WA Wine Exports: Building an economic future with China was compiled by the Curtin Economics Centre in consultation with six industry stakeholders and 26 wine producers.
Lead researcher Jeremy Galbreath said the report identified the growing market for Australian wines in China, as well as distribution, packaging, marketing and branding.
“There is a perception that WA’s wine production volume is too small to make any significant penetration into the Chinese market,” Associate Professor Galbreath said.
“Our research, however, determined that there was a definitive market for premium wine in China and that WA was well poised to meet a slice of that demand, providing wine producers consider a few key aspects when exporting their wine.”
He said successful exporters had to be creative in their marketing and branding, as well as being aware of Chinese cultural ideologies with respect to colour preference.
“Producers should also be aware of language differences and how terminology is understood when using descriptors of their wine on labels,” he said.
“This will ensure Chinese consumers understand the messages in the same way.”
The importance of precise marketing and branding of wines was also highlighted, as of WA’s isolation presented additional challenges.
“Outside of some knowledgeable wine consumers, even regions like Margaret River have little global recognition,” he said.
“This needs to change in order for (WA) wine producers to successfully increase exports to China.”
“Recommended actions to address this include engaging industry to create a branding exercise on a regional basis, with the goal of putting WA wines on the global map.”

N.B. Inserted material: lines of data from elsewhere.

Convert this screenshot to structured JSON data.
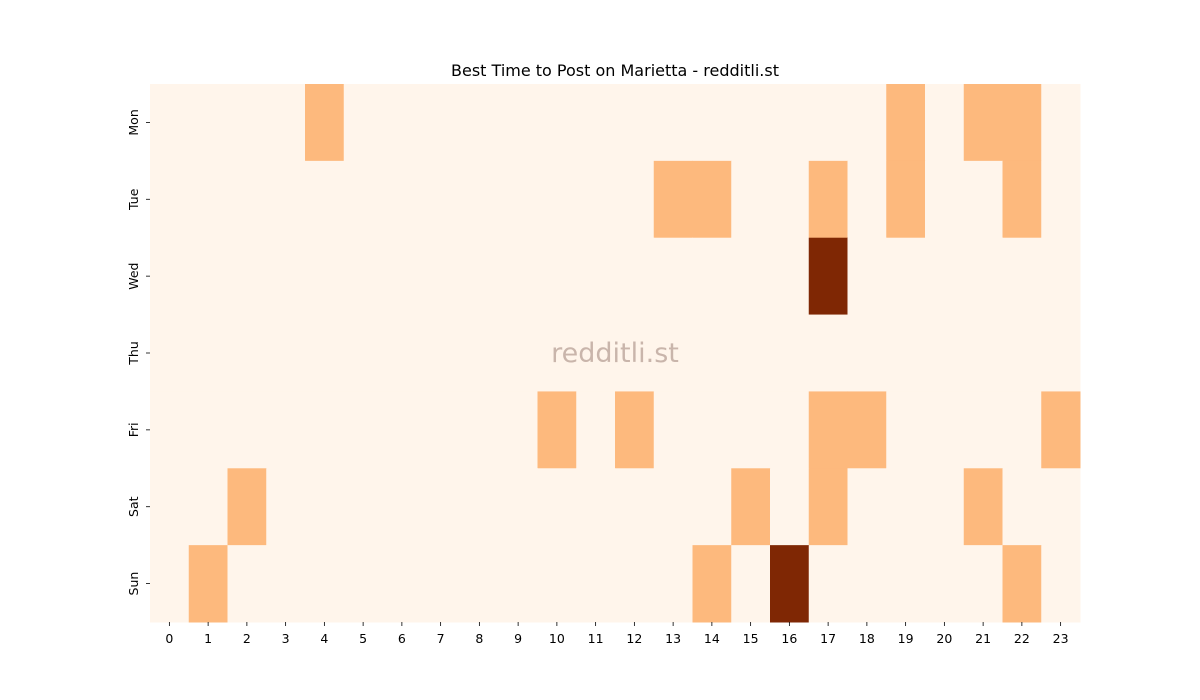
{
  "chart_data": {
    "type": "heatmap",
    "title": "Best Time to Post on Marietta - redditli.st",
    "watermark": "redditli.st",
    "xlabel": "",
    "ylabel": "",
    "x_categories": [
      "0",
      "1",
      "2",
      "3",
      "4",
      "5",
      "6",
      "7",
      "8",
      "9",
      "10",
      "11",
      "12",
      "13",
      "14",
      "15",
      "16",
      "17",
      "18",
      "19",
      "20",
      "21",
      "22",
      "23"
    ],
    "y_categories": [
      "Mon",
      "Tue",
      "Wed",
      "Thu",
      "Fri",
      "Sat",
      "Sun"
    ],
    "colorscale": "Oranges",
    "grid": false,
    "legend": "none",
    "values": [
      [
        0,
        0,
        0,
        0,
        1,
        0,
        0,
        0,
        0,
        0,
        0,
        0,
        0,
        0,
        0,
        0,
        0,
        0,
        0,
        1,
        0,
        1,
        1,
        0
      ],
      [
        0,
        0,
        0,
        0,
        0,
        0,
        0,
        0,
        0,
        0,
        0,
        0,
        0,
        1,
        1,
        0,
        0,
        1,
        0,
        1,
        0,
        0,
        1,
        0
      ],
      [
        0,
        0,
        0,
        0,
        0,
        0,
        0,
        0,
        0,
        0,
        0,
        0,
        0,
        0,
        0,
        0,
        0,
        3,
        0,
        0,
        0,
        0,
        0,
        0
      ],
      [
        0,
        0,
        0,
        0,
        0,
        0,
        0,
        0,
        0,
        0,
        0,
        0,
        0,
        0,
        0,
        0,
        0,
        0,
        0,
        0,
        0,
        0,
        0,
        0
      ],
      [
        0,
        0,
        0,
        0,
        0,
        0,
        0,
        0,
        0,
        0,
        1,
        0,
        1,
        0,
        0,
        0,
        0,
        1,
        1,
        0,
        0,
        0,
        0,
        1
      ],
      [
        0,
        0,
        1,
        0,
        0,
        0,
        0,
        0,
        0,
        0,
        0,
        0,
        0,
        0,
        0,
        1,
        0,
        1,
        0,
        0,
        0,
        1,
        0,
        0
      ],
      [
        0,
        1,
        0,
        0,
        0,
        0,
        0,
        0,
        0,
        0,
        0,
        0,
        0,
        0,
        1,
        0,
        5,
        0,
        0,
        0,
        0,
        0,
        1,
        0
      ]
    ],
    "color_stops": [
      "#fff5eb",
      "#fdb97d",
      "#ea5f0e",
      "#7f2704"
    ]
  }
}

The report also identified a need for more innovative business models.
“The majority of wine producers in WA are unprofitable,” Professor Galbreat said,“New business models are needed to restore profitability and to secure a sustainable future.
“With the Australian dollar at its lowest point in years, the time to develop partnerships with foreign investors is immediate.”
He said the biggest set back of all was the issue of distribution.
“As there are an estimated 20,000 wine importers in China, the industry really needs to sort out who the best importers and distributors are for WA wine,” Professor Galbreath said.
“Otherwise, many producers will spend far too much time and money trying to gain access to this massive market.
“Without trusted and focused distribution, frustration and failure is likely.”